Cadix, Ou La Diagonale Du Fou
début des travaux
pour fortifier la Coupure, dit Curra Vilches. Tous les habitants de Cadix
transformés en maçons, charriant des pierres, au coude à coude. Fête populaire
avec musique et casse-croûte. Tous unis, le noble, le commerçant, le moine et
le petit peuple… Et puis, en quelques jours, il y en avait déjà qui payaient
les autres pour y aller à leur place. À la fin, ils n’étaient plus que quatre
chats à se présenter encore au travail.
— Et on a perdu les grilles pour rien, renchérit Cari
Palma.
La mère acquiesce sans desserrer les lèvres, visage amer.

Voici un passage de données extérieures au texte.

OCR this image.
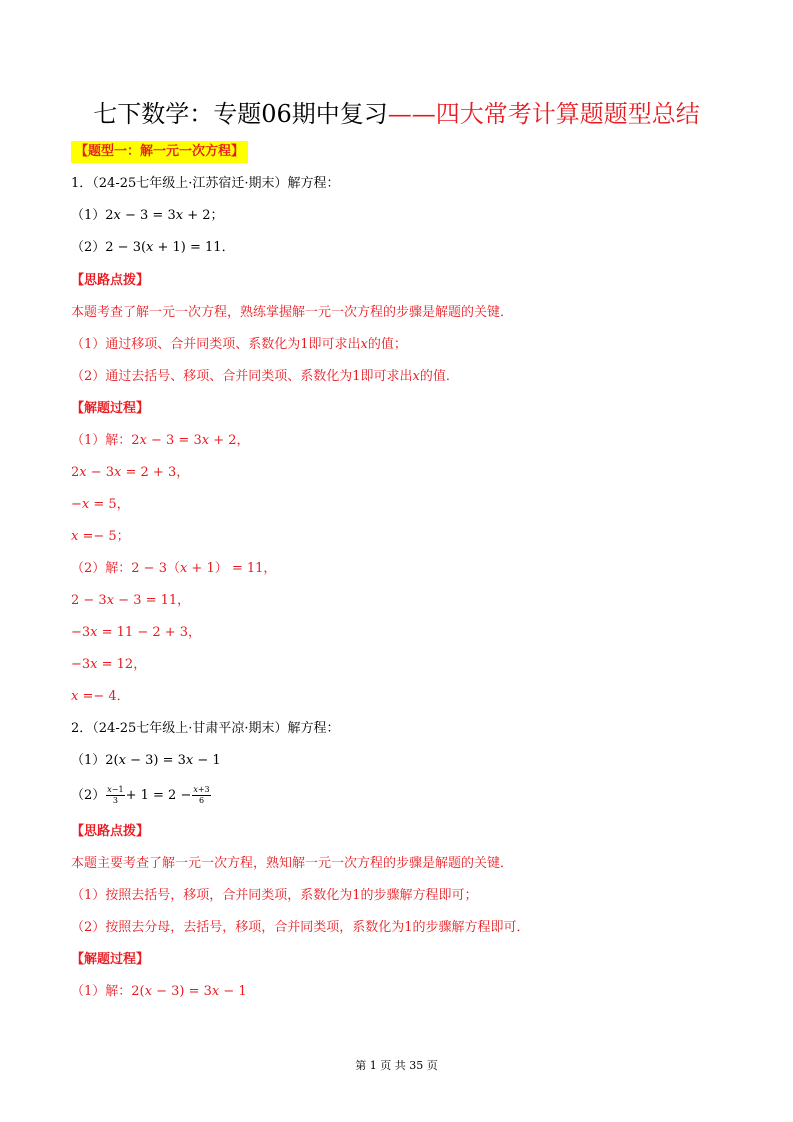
七下数学：专题06期中复习——四大常考计算题题型总结
【题型一：解一元一次方程】
1．（24-25七年级上·江苏宿迁·期末）解方程：
（1）2𝑥 − 3 = 3𝑥 + 2；
（2）2 − 3(𝑥 + 1) = 11．
【思路点拨】
本题考查了解一元一次方程，熟练掌握解一元一次方程的步骤是解题的关键．
（1）通过移项、合并同类项、系数化为1即可求出𝑥的值；
（2）通过去括号、移项、合并同类项、系数化为1即可求出𝑥的值．
【解题过程】
（1）解：2𝑥 − 3 = 3𝑥 + 2，
2𝑥 − 3𝑥 = 2 + 3，
−𝑥 = 5，
𝑥 =− 5；
（2）解：2 − 3（𝑥 + 1） = 11，
2 − 3𝑥 − 3 = 11，
−3𝑥 = 11 − 2 + 3，
−3𝑥 = 12，
𝑥 =− 4．
2．（24-25七年级上·甘肃平凉·期末）解方程：
（1）2(𝑥 − 3) = 3𝑥 − 1
$(2) \frac{\text{𝑥−1}}{3} + 1 = 2 - \frac{\text{𝑥+3}}{6}$
【思路点拨】
本题主要考查了解一元一次方程，熟知解一元一次方程的步骤是解题的关键．
（1）按照去括号，移项，合并同类项，系数化为1的步骤解方程即可；
（2）按照去分母，去括号，移项，合并同类项，系数化为1的步骤解方程即可．
【解题过程】
（1）解：2(𝑥 − 3) = 3𝑥 − 1
第 1 页 共 35 页
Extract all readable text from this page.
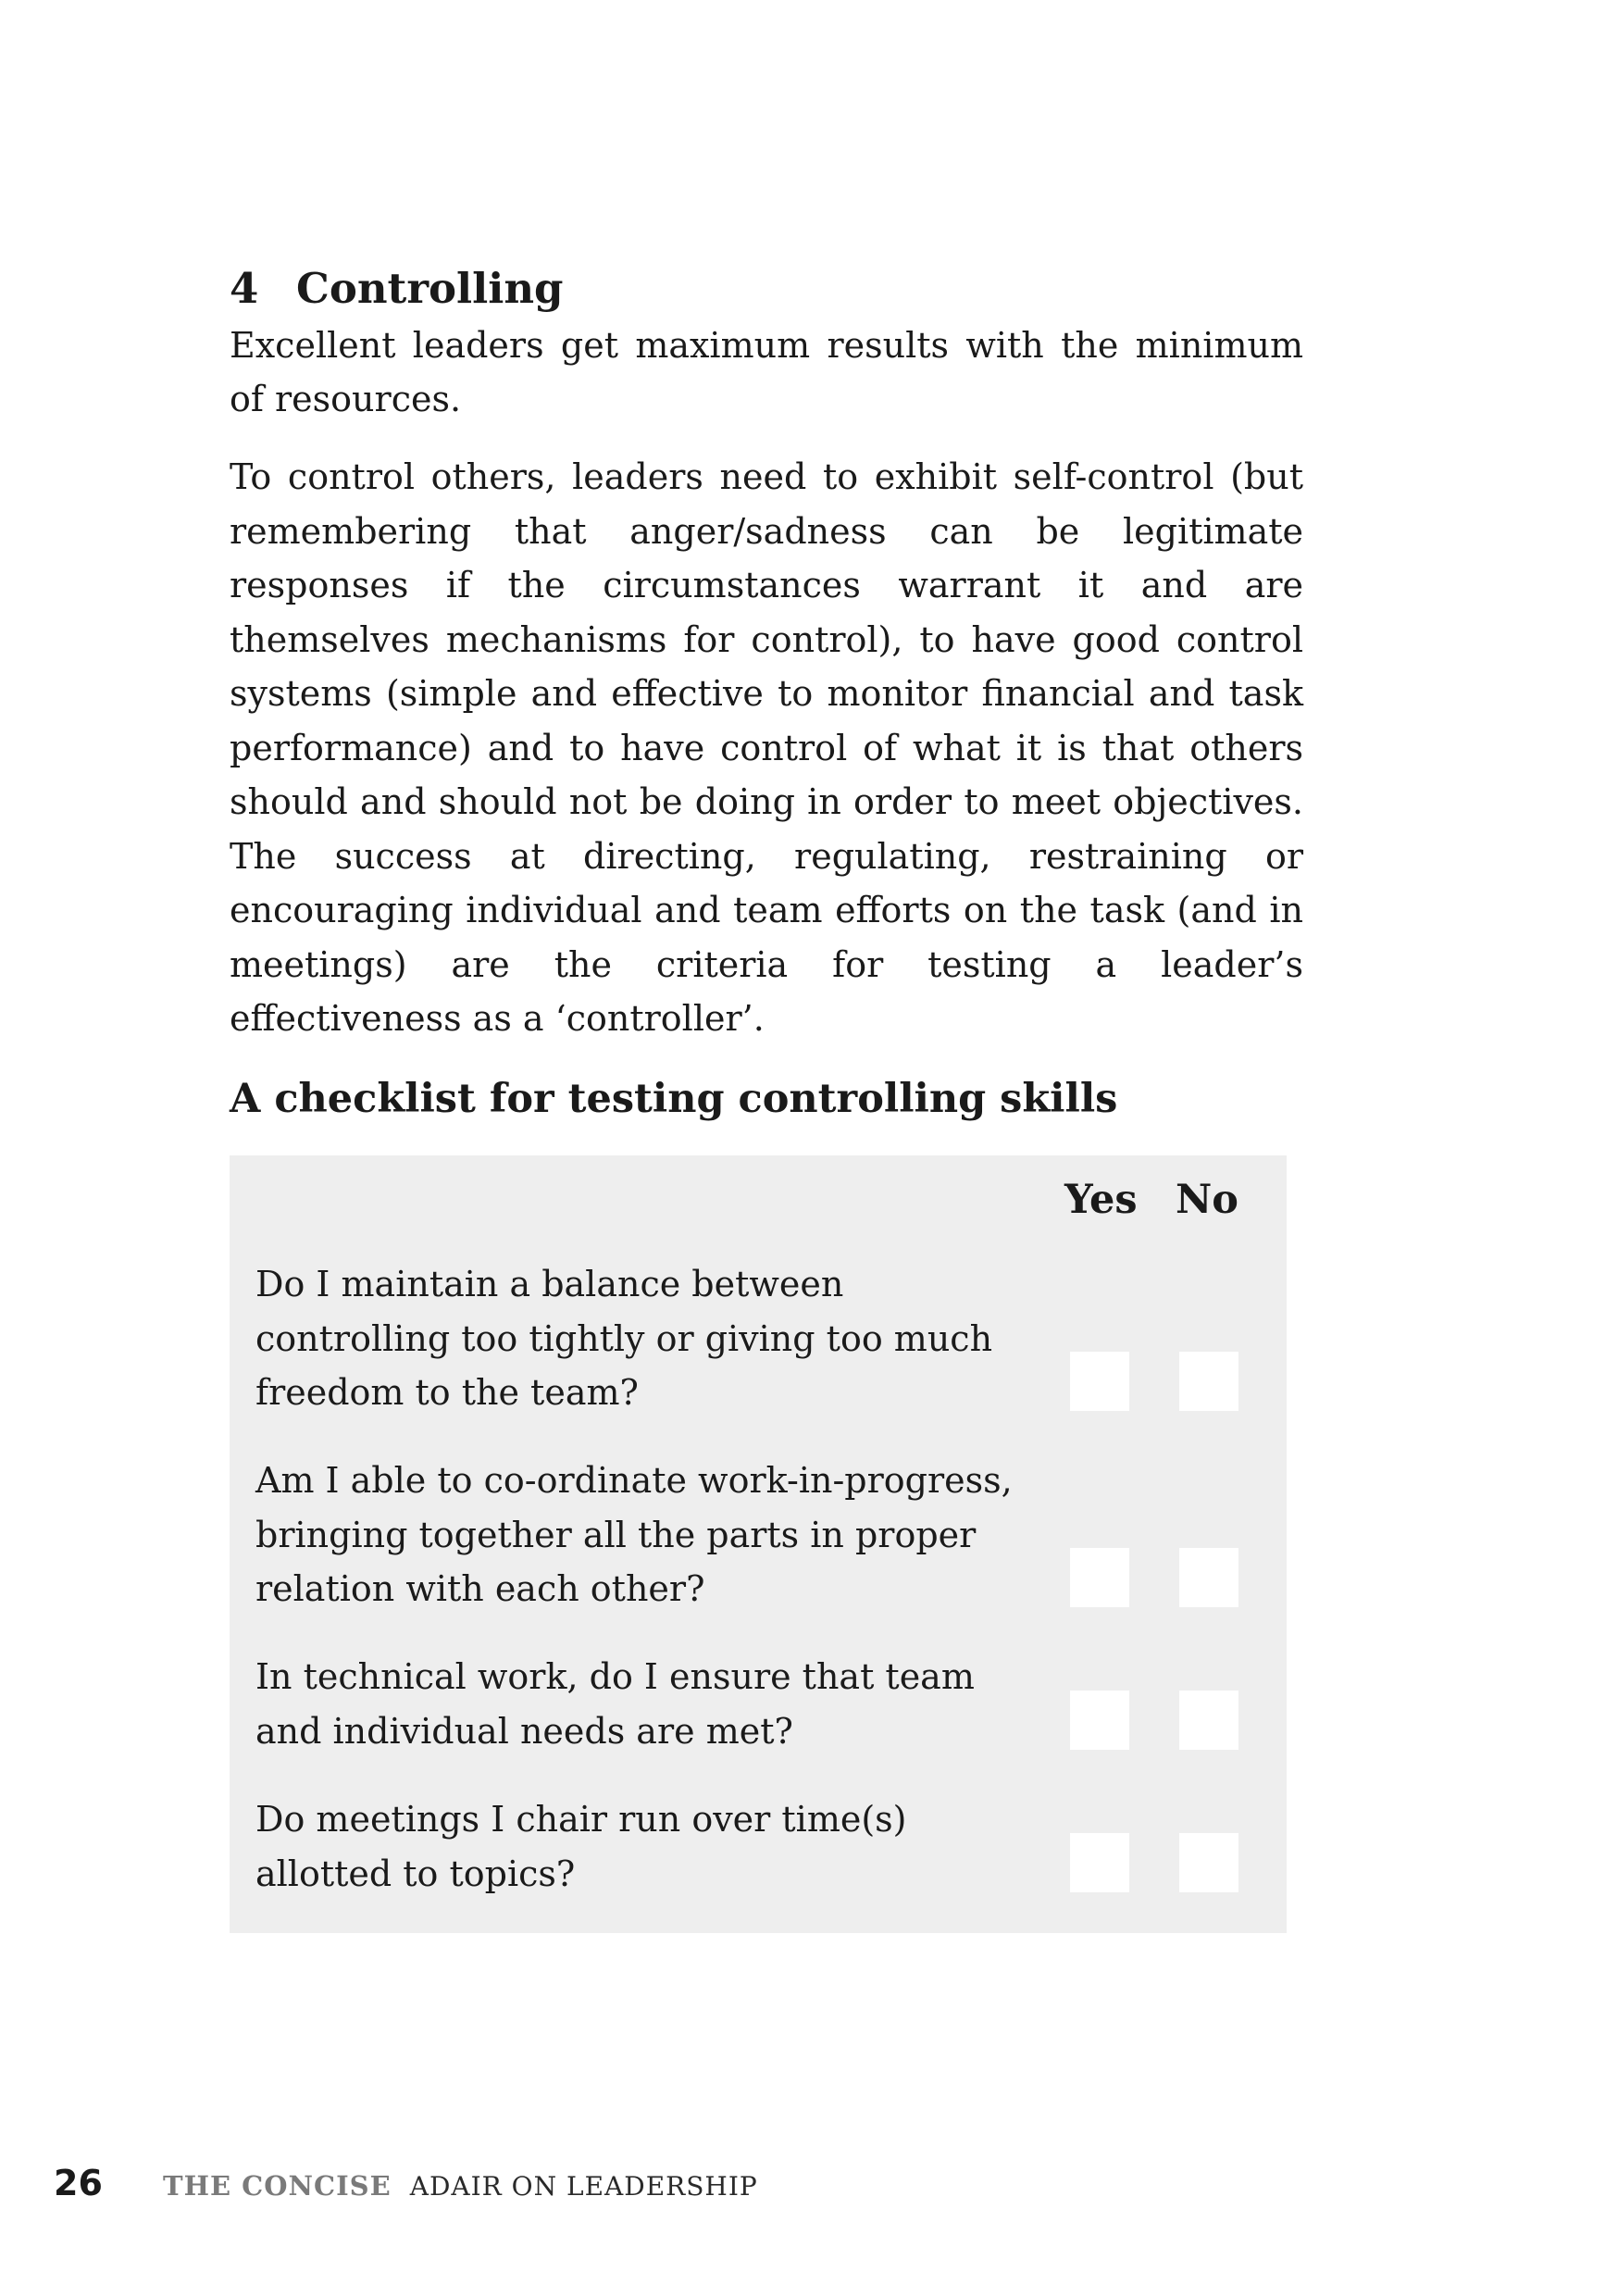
4 Controlling

Excellent leaders get maximum results with the minimum of resources.

To control others, leaders need to exhibit self-control (but remembering that anger/sadness can be legitimate responses if the circumstances warrant it and are themselves mechanisms for control), to have good control systems (simple and effective to monitor financial and task performance) and to have control of what it is that others should and should not be doing in order to meet objectives. The success at directing, regulating, restraining or encouraging individual and team efforts on the task (and in meetings) are the criteria for testing a leader’s effectiveness as a ‘controller’.

A checklist for testing controlling skills
Yes No
Do I maintain a balance between controlling too tightly or giving too much freedom to the team?
Am I able to co-ordinate work-in-progress, bringing together all the parts in proper relation with each other?
In technical work, do I ensure that team and individual needs are met?
Do meetings I chair run over time(s) allotted to topics?
26	THE CONCISE ADAIR ON LEADERSHIP
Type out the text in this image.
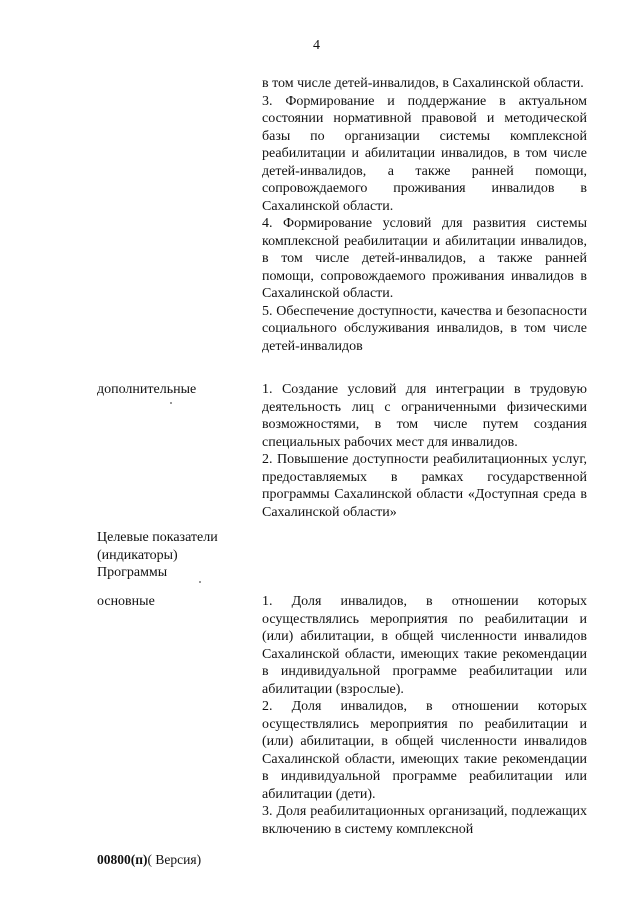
4

в том числе детей-инвалидов, в Сахалинской области.

3. Формирование и поддержание в актуальном состоянии нормативной правовой и методической базы по организации системы комплексной реабилитации и абилитации инвалидов, в том числе детей-инвалидов, а также ранней помощи, сопровождаемого проживания инвалидов в Сахалинской области.

4. Формирование условий для развития системы комплексной реабилитации и абилитации инвалидов, в том числе детей-инвалидов, а также ранней помощи, сопровождаемого проживания инвалидов в Сахалинской области.

5. Обеспечение доступности, качества и безопасности социального обслуживания инвалидов, в том числе детей-инвалидов

дополнительные	1. Создание условий для интеграции в трудовую деятельность лиц с ограниченными физическими возможностями, в том числе путем создания специальных рабочих мест для инвалидов.

2. Повышение доступности реабилитационных услуг, предоставляемых в рамках государственной программы Сахалинской области «Доступная среда в Сахалинской области»

Целевые показатели
(индикаторы)
Программы
основные	1. Доля инвалидов, в отношении которых осуществлялись мероприятия по реабилитации и (или) абилитации, в общей численности инвалидов Сахалинской области, имеющих такие рекомендации в индивидуальной программе реабилитации или абилитации (взрослые).

2. Доля инвалидов, в отношении которых осуществлялись мероприятия по реабилитации и (или) абилитации, в общей численности инвалидов Сахалинской области, имеющих такие рекомендации в индивидуальной программе реабилитации или абилитации (дети).

3. Доля реабилитационных организаций, подлежащих включению в систему комплексной

00800(п)( Версия)
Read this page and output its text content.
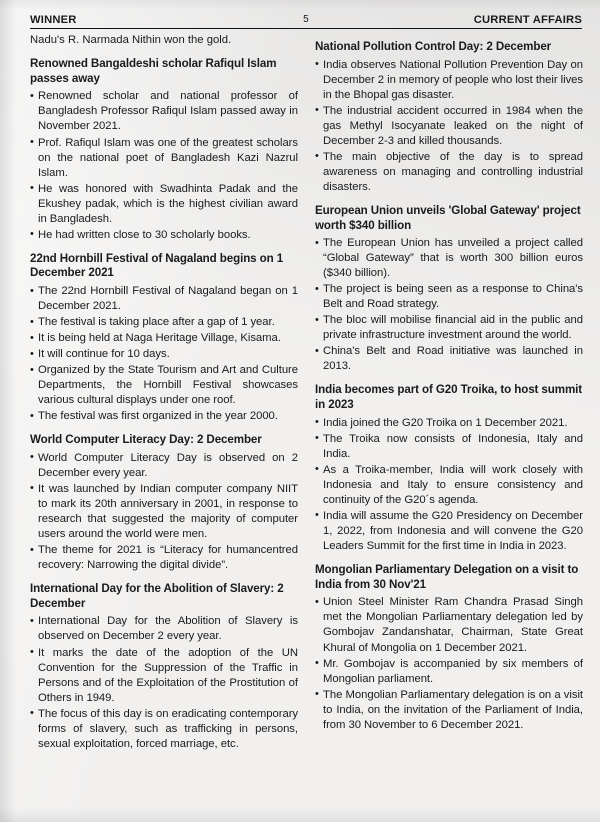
WINNER	5	CURRENT AFFAIRS

Nadu's R. Narmada Nithin won the gold.

Renowned Bangaldeshi scholar Rafiqul Islam passes away

• Renowned scholar and national professor of Bangladesh Professor Rafiqul Islam passed away in November 2021.

• Prof. Rafiqul Islam was one of the greatest scholars on the national poet of Bangladesh Kazi Nazrul Islam.

• He was honored with Swadhinta Padak and the Ekushey padak, which is the highest civilian award in Bangladesh.

• He had written close to 30 scholarly books.

22nd Hornbill Festival of Nagaland begins on 1 December 2021

• The 22nd Hornbill Festival of Nagaland began on 1 December 2021.

• The festival is taking place after a gap of 1 year.

• It is being held at Naga Heritage Village, Kisama.

• It will continue for 10 days.

• Organized by the State Tourism and Art and Culture Departments, the Hornbill Festival showcases various cultural displays under one roof.

• The festival was first organized in the year 2000.

World Computer Literacy Day: 2 December

• World Computer Literacy Day is observed on 2 December every year.

• It was launched by Indian computer company NIIT to mark its 20th anniversary in 2001, in response to research that suggested the majority of computer users around the world were men.

• The theme for 2021 is “Literacy for humancentred recovery: Narrowing the digital divide”.

International Day for the Abolition of Slavery: 2 December

• International Day for the Abolition of Slavery is observed on December 2 every year.

• It marks the date of the adoption of the UN Convention for the Suppression of the Traffic in Persons and of the Exploitation of the Prostitution of Others in 1949.

• The focus of this day is on eradicating contemporary forms of slavery, such as trafficking in persons, sexual exploitation, forced marriage, etc.

National Pollution Control Day: 2 December

• India observes National Pollution Prevention Day on December 2 in memory of people who lost their lives in the Bhopal gas disaster.

• The industrial accident occurred in 1984 when the gas Methyl Isocyanate leaked on the night of December 2-3 and killed thousands.

• The main objective of the day is to spread awareness on managing and controlling industrial disasters.

European Union unveils 'Global Gateway' project worth $340 billion

• The European Union has unveiled a project called “Global Gateway” that is worth 300 billion euros ($340 billion).

• The project is being seen as a response to China's Belt and Road strategy.

• The bloc will mobilise financial aid in the public and private infrastructure investment around the world.

• China's Belt and Road initiative was launched in 2013.

India becomes part of G20 Troika, to host summit in 2023

• India joined the G20 Troika on 1 December 2021.

• The Troika now consists of Indonesia, Italy and India.

• As a Troika-member, India will work closely with Indonesia and Italy to ensure consistency and continuity of the G20´s agenda.

• India will assume the G20 Presidency on December 1, 2022, from Indonesia and will convene the G20 Leaders Summit for the first time in India in 2023.

Mongolian Parliamentary Delegation on a visit to India from 30 Nov'21

• Union Steel Minister Ram Chandra Prasad Singh met the Mongolian Parliamentary delegation led by Gombojav Zandanshatar, Chairman, State Great Khural of Mongolia on 1 December 2021.

• Mr. Gombojav is accompanied by six members of Mongolian parliament.

• The Mongolian Parliamentary delegation is on a visit to India, on the invitation of the Parliament of India, from 30 November to 6 December 2021.
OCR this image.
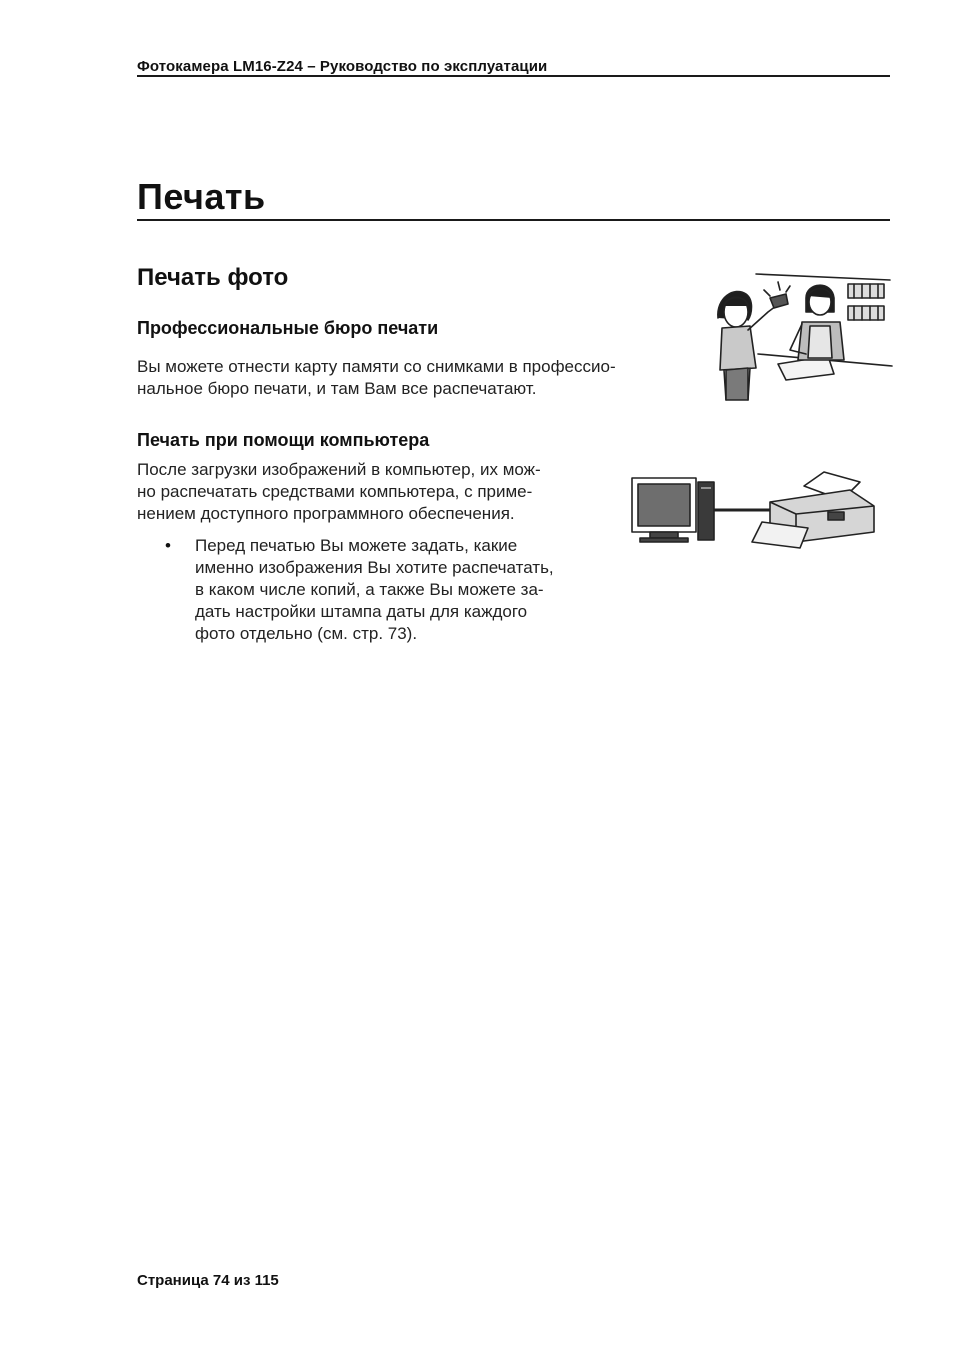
Фотокамера LM16-Z24 – Руководство по эксплуатации
Печать
Печать фото
Профессиональные бюро печати

Вы можете отнести карту памяти со снимками в профессио-
нальное бюро печати, и там Вам все распечатают.

Печать при помощи компьютера

После загрузки изображений в компьютер, их мож-
но распечатать средствами компьютера, с приме-
нением доступного программного обеспечения.

• Перед печатью Вы можете задать, какие
именно изображения Вы хотите распечатать,
в каком числе копий, а также Вы можете за-
дать настройки штампа даты для каждого
фото отдельно (см. стр. 73).

Страница 74 из 115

Dans cette maison, on n’a pas digéré l’histoire des grilles
de la Coupure. Pour les travaux de défense de 1810, avec les Français aux
portes, la Régence, non contente d’imposer à la ville une contribution d’un
million de pesos, a fait démolir toutes les propriétés de plaisance qui se
trouvaient sur cette partie du Récif – dont une appartenant à la famille,
qui avait déjà perdu sa résidence d’été avec l’arrivée des Français à
Chiclana –, demandant en outre aux habitants de Cadix le fer forgé de
leurs portails et de leurs fenêtres. Les Palma ont obéi en envoyant le leur,
avec une belle grille qui fermait l’entrée du patio : offrande inutile,
car le fer a fini pratiquement inemployé quand la stabilisation de la ligne de
front a rendu sans objet le chantier de la Coupure. Si quelque chose peut
choquer l’esprit commercial des Palma, ce ne sont pas tant les sacrifices
imposés par la guerre – dont le plus terrible est la perte du garçon, fils
et frère – que les dépenses sans raison, les contributions abusives et le
gaspillage des autorités. Surtout quand c’est la classe commerçante qui, en
tout temps, guerre ou pas guerre, fait vivre cette ville.
— Ils nous ont pressés comme des citrons, rajoute le
beau-frère Alfonso avec sa hargne habituelle.
— Sur la paella, achève le cousin Toño.
Alfonso Solé reste distant, assis très droit sur le bord de
son fauteuil d’osier, sans jamais se laisser aller. Pour lui, se rendre dans la
maison de la rue du Bastion répond à un devoir familial. Cela se voit, et il
fait tout pour ça. Dans le cas d’un négociant de son rang, rendre visite tous
les vendredis à sa belle-mère et à sa belle-sœur participe de la même routine
qu’expédier son courrier. Il s’agit de se conformer aux règles non écrites du
qu’en-dira-t-on gaditan. Dans cette ville, les liens familiaux obligent à
respecter certains usages de sa classe. Et puis, s’agissant de
Palma & Fils, on n’est jamais trop prudent. Remplir ses
obligations est aussi une manière de conserver son crédit financier. Si des
problèmes se présentent – la guerre et le commerce sont fertiles en
accidents intempestifs –, tout le monde sait que sa belle-sœur ne lui refusera
pas son aide pour le remettre à flot. Pas pour lui, naturellement. Pour sa
sœur. Mais tout doit rester en famille.
La conversation se poursuit autour de l’argent. Alfonso
exprime, entre deux allées et venues de sa tasse de thé – il aime mettre en
évidence le temps qu’il a passé à se former à Londres –, la crainte que,
au train où vont les choses, les Cortès imposent une nouvelle contribution au
commerce gaditan. Décision regrettable, dit-il, alors que la Douane retient
plus de cinquante mille pesos appartenant à des individus qui se trouvent en
pays occupé. Une somme qui pourrait aller directement dans la trésorerie de la
nation.
— Ce serait une spoliation inique, proteste Lolita.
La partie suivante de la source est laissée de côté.